Brazilian Real reaches new lows and Central Bank increases its intervention on FX market.

(full report attached)

Exchange rate weakened beyond 4.18 reais per U.S. dollar, but closed the week at 3.97.

Domestic uncertainties, particularly about the dynamics of public accounts, pushed the Brazilian real to new lows last week. However, the central bank intensified its interventions and the currency rebounded. The exchange rate closed the week at 3.97, depreciating 0.62% during the week and outperforming its peers (Charts 1, 2, 3 and 4).

Central bank intensified interventions in the FX market

During the past week, the central bank carried out four FX swap auctions (totaling $3.2 billion) and three line auctions (two of $2 billion each on Wednesday and one involving $1 billion on Friday). Additionally, the central bank sustained the full rollover of swap contracts expiring in October (Charts 5 and 6).

Currency flow is positive in September

The currency flow was positive last week, with $186 million in trade inflows and $714 million in financial inflows. Hence, the flow in September is positive by $383 million (Charts 7 and 8).

No external bond issuance last week

No bonds were issued by Brazilian companies overseas.
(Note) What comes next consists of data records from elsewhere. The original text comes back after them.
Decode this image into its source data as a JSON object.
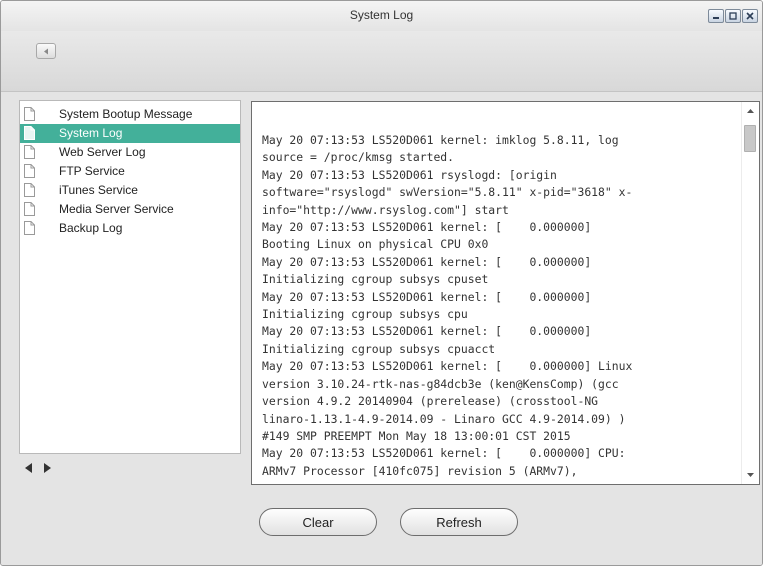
{
  "window": {
    "title": "System Log"
  },
  "toolbar": {
    "back_icon": "chevron-left-icon"
  },
  "sidebar": {
    "items": [
      {
        "label": "System Bootup Message",
        "selected": false
      },
      {
        "label": "System Log",
        "selected": true
      },
      {
        "label": "Web Server Log",
        "selected": false
      },
      {
        "label": "FTP Service",
        "selected": false
      },
      {
        "label": "iTunes Service",
        "selected": false
      },
      {
        "label": "Media Server Service",
        "selected": false
      },
      {
        "label": "Backup Log",
        "selected": false
      }
    ]
  },
  "log": {
    "text": "May 20 07:13:53 LS520D061 kernel: imklog 5.8.11, log\nsource = /proc/kmsg started.\nMay 20 07:13:53 LS520D061 rsyslogd: [origin\nsoftware=\"rsyslogd\" swVersion=\"5.8.11\" x-pid=\"3618\" x-\ninfo=\"http://www.rsyslog.com\"] start\nMay 20 07:13:53 LS520D061 kernel: [    0.000000]\nBooting Linux on physical CPU 0x0\nMay 20 07:13:53 LS520D061 kernel: [    0.000000]\nInitializing cgroup subsys cpuset\nMay 20 07:13:53 LS520D061 kernel: [    0.000000]\nInitializing cgroup subsys cpu\nMay 20 07:13:53 LS520D061 kernel: [    0.000000]\nInitializing cgroup subsys cpuacct\nMay 20 07:13:53 LS520D061 kernel: [    0.000000] Linux\nversion 3.10.24-rtk-nas-g84dcb3e (ken@KensComp) (gcc\nversion 4.9.2 20140904 (prerelease) (crosstool-NG\nlinaro-1.13.1-4.9-2014.09 - Linaro GCC 4.9-2014.09) )\n#149 SMP PREEMPT Mon May 18 13:00:01 CST 2015\nMay 20 07:13:53 LS520D061 kernel: [    0.000000] CPU:\nARMv7 Processor [410fc075] revision 5 (ARMv7),"
  },
  "buttons": {
    "clear": "Clear",
    "refresh": "Refresh"
  },
  "colors": {
    "selection": "#43b09a",
    "background": "#e4e4e4"
  }
}
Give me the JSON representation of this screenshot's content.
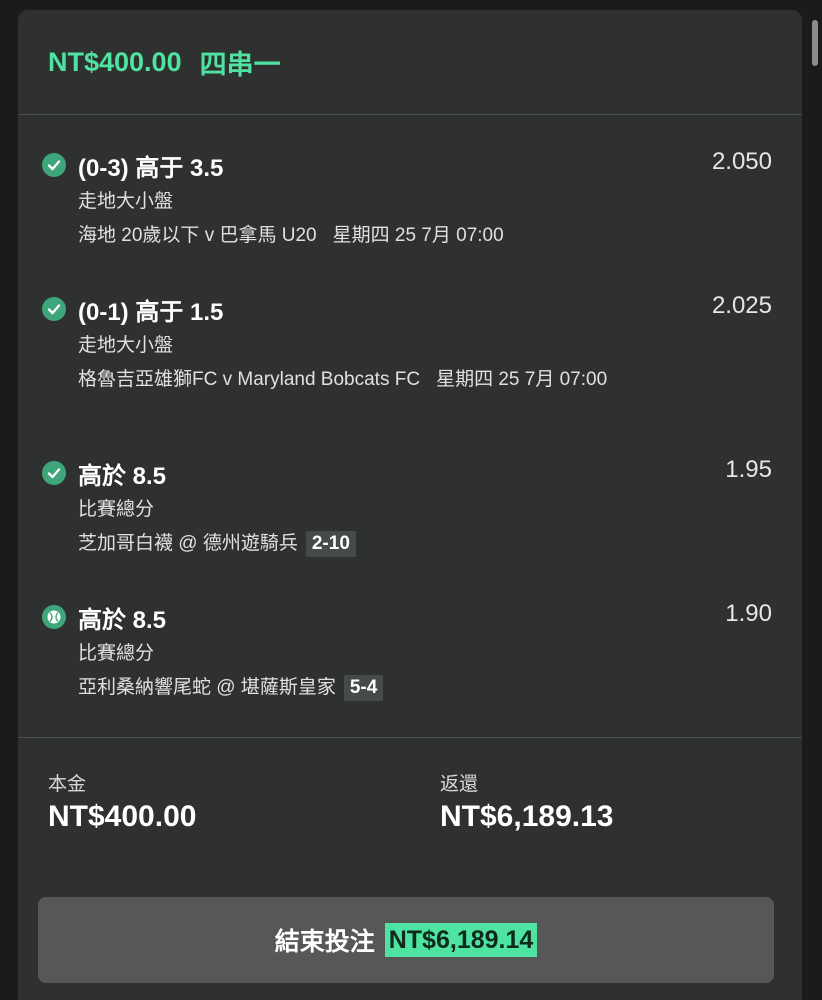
{
  "bet": {
    "stake_amount": "NT$400.00",
    "bet_type": "四串一"
  },
  "legs": [
    {
      "title": "(0-3) 高于 3.5",
      "odds": "2.050",
      "market": "走地大小盤",
      "event": "海地 20歲以下 v 巴拿馬 U20",
      "time": "星期四 25 7月 07:00",
      "score": "",
      "status": "won"
    },
    {
      "title": "(0-1) 高于 1.5",
      "odds": "2.025",
      "market": "走地大小盤",
      "event": "格魯吉亞雄獅FC v Maryland Bobcats FC",
      "time": "星期四 25 7月 07:00",
      "score": "",
      "status": "won"
    },
    {
      "title": "高於 8.5",
      "odds": "1.95",
      "market": "比賽總分",
      "event": "芝加哥白襪 @ 德州遊騎兵",
      "time": "",
      "score": "2-10",
      "status": "won"
    },
    {
      "title": "高於 8.5",
      "odds": "1.90",
      "market": "比賽總分",
      "event": "亞利桑納響尾蛇 @ 堪薩斯皇家",
      "time": "",
      "score": "5-4",
      "status": "live"
    }
  ],
  "summary": {
    "stake_label": "本金",
    "stake_value": "NT$400.00",
    "return_label": "返還",
    "return_value": "NT$6,189.13"
  },
  "cashout": {
    "label": "結束投注",
    "amount": "NT$6,189.14"
  },
  "colors": {
    "accent": "#4fe3a1",
    "check": "#3fa57b",
    "card_bg": "#2e312f"
  }
}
Year-to-date, issuances add up to $8 billion (Chart 9 and table).

Foreign flows to the stock market are slightly negative

Foreign flows to the stock market are negative by $252 million in September, with $295.5 million in outflows from the futures market outsizing $44 million in inflows to the spot market (Chart 10).

Institutional and non-resident investors changed their positions in dollar futures last week

Institutional investors reduced their short positions in dollar futures, while foreign investors reduced their long positions. There was no relevant change in other FX derivatives. The positions of non-residents, banks and institutional investors in FX derivatives stand at $31 billion, $43 billion and $25 billion, respectively (Charts 11, 12, 13 and 14).